There seems to be a new diet craze that somehow seems to affect more Americans in 2011 than it ever has before. Now, more than ever, people are going on gluten-free diets. No, it’s not another Hollywood celebrity diet or some young, hip phase kids are going through. The reason people are going gluten-free is because gluten, as a molecule, has never been that well understood until recently.
Gluten is a protein that’s found in wheat, rye, barley, and oats. It can be found in anything from bread, gravy, pizza, even beer (and yes, there are gluten-free beers).
While it’s true that gluten-free diets are healthier for some people, they’re not for everyone. Gluten-free diets are specifically designed for those who are either allergic to gluten or have an intolerance to it. What’s the difference?
An allergy is a histamine response. It causes white blood cells to attack certain molecules in the body and thus create those familiar allergy symptoms: hives, runny nose, difficulty breathing, nausea. That’s just a common response. Some allergic reactions can get so severe it causes people to go into anaphylactic shock, where the person stops breathing and goes into cardiac arrest.

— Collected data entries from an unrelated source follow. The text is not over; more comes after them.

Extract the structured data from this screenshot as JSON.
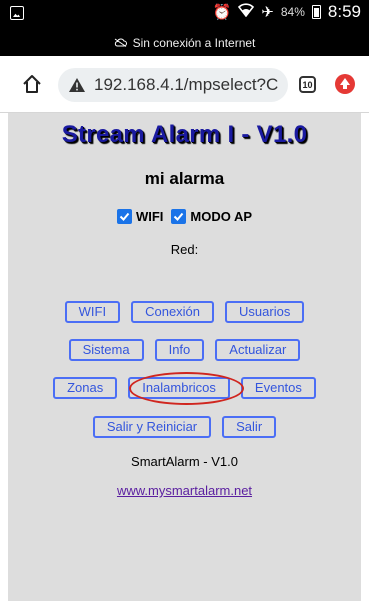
{
  "status_bar": {
    "battery_pct": "84%",
    "time": "8:59",
    "network_notice": "Sin conexión a Internet"
  },
  "browser": {
    "url": "192.168.4.1/mpselect?C",
    "tab_count": "10"
  },
  "page": {
    "title": "Stream Alarm I - V1.0",
    "alarm_name": "mi alarma",
    "checkboxes": [
      {
        "label": "WIFI",
        "checked": true
      },
      {
        "label": "MODO AP",
        "checked": true
      }
    ],
    "red_label": "Red:",
    "buttons": {
      "wifi": "WIFI",
      "conexion": "Conexión",
      "usuarios": "Usuarios",
      "sistema": "Sistema",
      "info": "Info",
      "actualizar": "Actualizar",
      "zonas": "Zonas",
      "inalambricos": "Inalambricos",
      "eventos": "Eventos",
      "salir_reiniciar": "Salir y Reiniciar",
      "salir": "Salir"
    },
    "footer_text": "SmartAlarm - V1.0",
    "footer_link": "www.mysmartalarm.net"
  },
  "colors": {
    "title": "#1a1aa0",
    "button_border": "#4b6ef5",
    "highlight_ellipse": "#d0261f",
    "page_bg": "#dddddd"
  }
}
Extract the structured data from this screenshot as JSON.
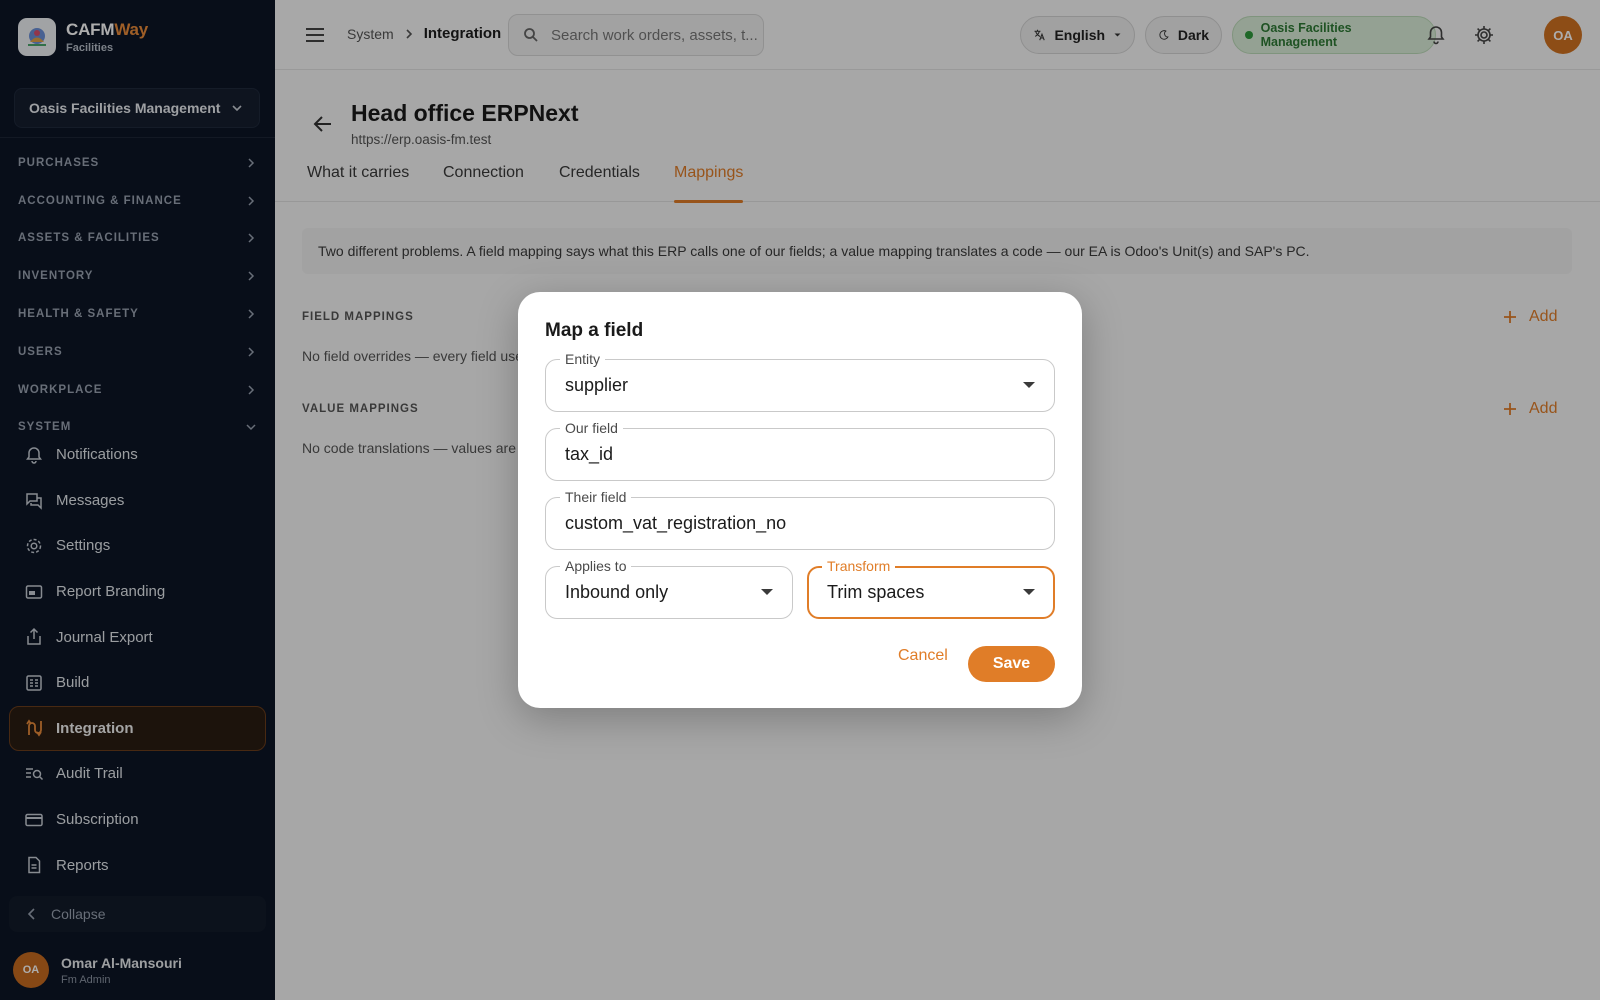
{
  "sidebar": {
    "brand_name_a": "CAFM",
    "brand_name_b": "Way",
    "brand_sub": "Facilities",
    "org_select": "Oasis Facilities Management",
    "groups": [
      {
        "label": "PURCHASES"
      },
      {
        "label": "ACCOUNTING & FINANCE"
      },
      {
        "label": "ASSETS & FACILITIES"
      },
      {
        "label": "INVENTORY"
      },
      {
        "label": "HEALTH & SAFETY"
      },
      {
        "label": "USERS"
      },
      {
        "label": "WORKPLACE"
      },
      {
        "label": "SYSTEM"
      }
    ],
    "items": [
      {
        "label": "Notifications",
        "icon": "bell-icon"
      },
      {
        "label": "Messages",
        "icon": "chat-icon"
      },
      {
        "label": "Settings",
        "icon": "gear-icon"
      },
      {
        "label": "Report Branding",
        "icon": "branding-icon"
      },
      {
        "label": "Journal Export",
        "icon": "export-icon"
      },
      {
        "label": "Build",
        "icon": "build-icon"
      },
      {
        "label": "Integration",
        "icon": "integration-icon",
        "active": true
      },
      {
        "label": "Audit Trail",
        "icon": "audit-icon"
      },
      {
        "label": "Subscription",
        "icon": "card-icon"
      },
      {
        "label": "Reports",
        "icon": "report-icon"
      }
    ],
    "collapse_label": "Collapse",
    "user": {
      "initials": "OA",
      "name": "Omar Al-Mansouri",
      "role": "Fm Admin"
    }
  },
  "topbar": {
    "breadcrumb_parent": "System",
    "breadcrumb_current": "Integration",
    "search_placeholder": "Search work orders, assets, t...",
    "language": "English",
    "theme": "Dark",
    "org_badge": "Oasis Facilities Management",
    "avatar_initials": "OA"
  },
  "page": {
    "title": "Head office ERPNext",
    "url": "https://erp.oasis-fm.test",
    "tabs": [
      {
        "label": "What it carries"
      },
      {
        "label": "Connection"
      },
      {
        "label": "Credentials"
      },
      {
        "label": "Mappings",
        "active": true
      }
    ],
    "info": "Two different problems. A field mapping says what this ERP calls one of our fields; a value mapping translates a code — our EA is Odoo's Unit(s) and SAP's PC.",
    "field_mappings": {
      "heading": "FIELD MAPPINGS",
      "empty": "No field overrides — every field uses",
      "add_label": "Add"
    },
    "value_mappings": {
      "heading": "VALUE MAPPINGS",
      "empty": "No code translations — values are p",
      "add_label": "Add"
    }
  },
  "dialog": {
    "title": "Map a field",
    "entity": {
      "label": "Entity",
      "value": "supplier"
    },
    "our_field": {
      "label": "Our field",
      "value": "tax_id"
    },
    "their_field": {
      "label": "Their field",
      "value": "custom_vat_registration_no"
    },
    "applies_to": {
      "label": "Applies to",
      "value": "Inbound only"
    },
    "transform": {
      "label": "Transform",
      "value": "Trim spaces"
    },
    "cancel_label": "Cancel",
    "save_label": "Save"
  },
  "colors": {
    "accent": "#e07d28",
    "sidebar_bg": "#0c1525",
    "org_badge_green": "#2d7a34"
  }
}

An intolerance is the digestive system’s inability to digest and process certain foods or chemicals. Symptoms of intolerance are never as serious as allergic reactions can be, but they are quite painful and can lead to malnourishment. Constipation, gas, bloating, and fatigue are all symptoms of intolerance. Celiac Disease is also a type of gluten intolerance.
If you have been diagnosed by a licensed medical doctor as being allergic or intolerant to gluten, by all means stay away from anything you even suspect contains gluten. However, if you “think” you may be allergic or intolerant to gluten and decide to go on a gluten-free diet, please consult a physician first.
Going on a gluten-free diet can be a nice way to lose weight because it eliminates foods that contain a lot of fat and carbohydrates. But be careful. Mismanaged gluten-free diets can have severe consequences. Dieters can suffer from a number of vitamin deficiencies such as iron, calcium, fiber, thiamin, folate, and more. This can cause liver, kidney, even brain damage.
A nice balance would be to have one gluten-free meal per day. There are tons of great recipes and dishes designed around those who can’t or simply choose not to consume gluten products.
But remember, only go on a diet if you need to lose weight or unless instructed to go on a specific diet by your physician.
Personally, I’ve never tried a gluten-free diet before, mostly because I’m a broke college student. My diet consists of cereal for breakfast and ramen noodles for dinner.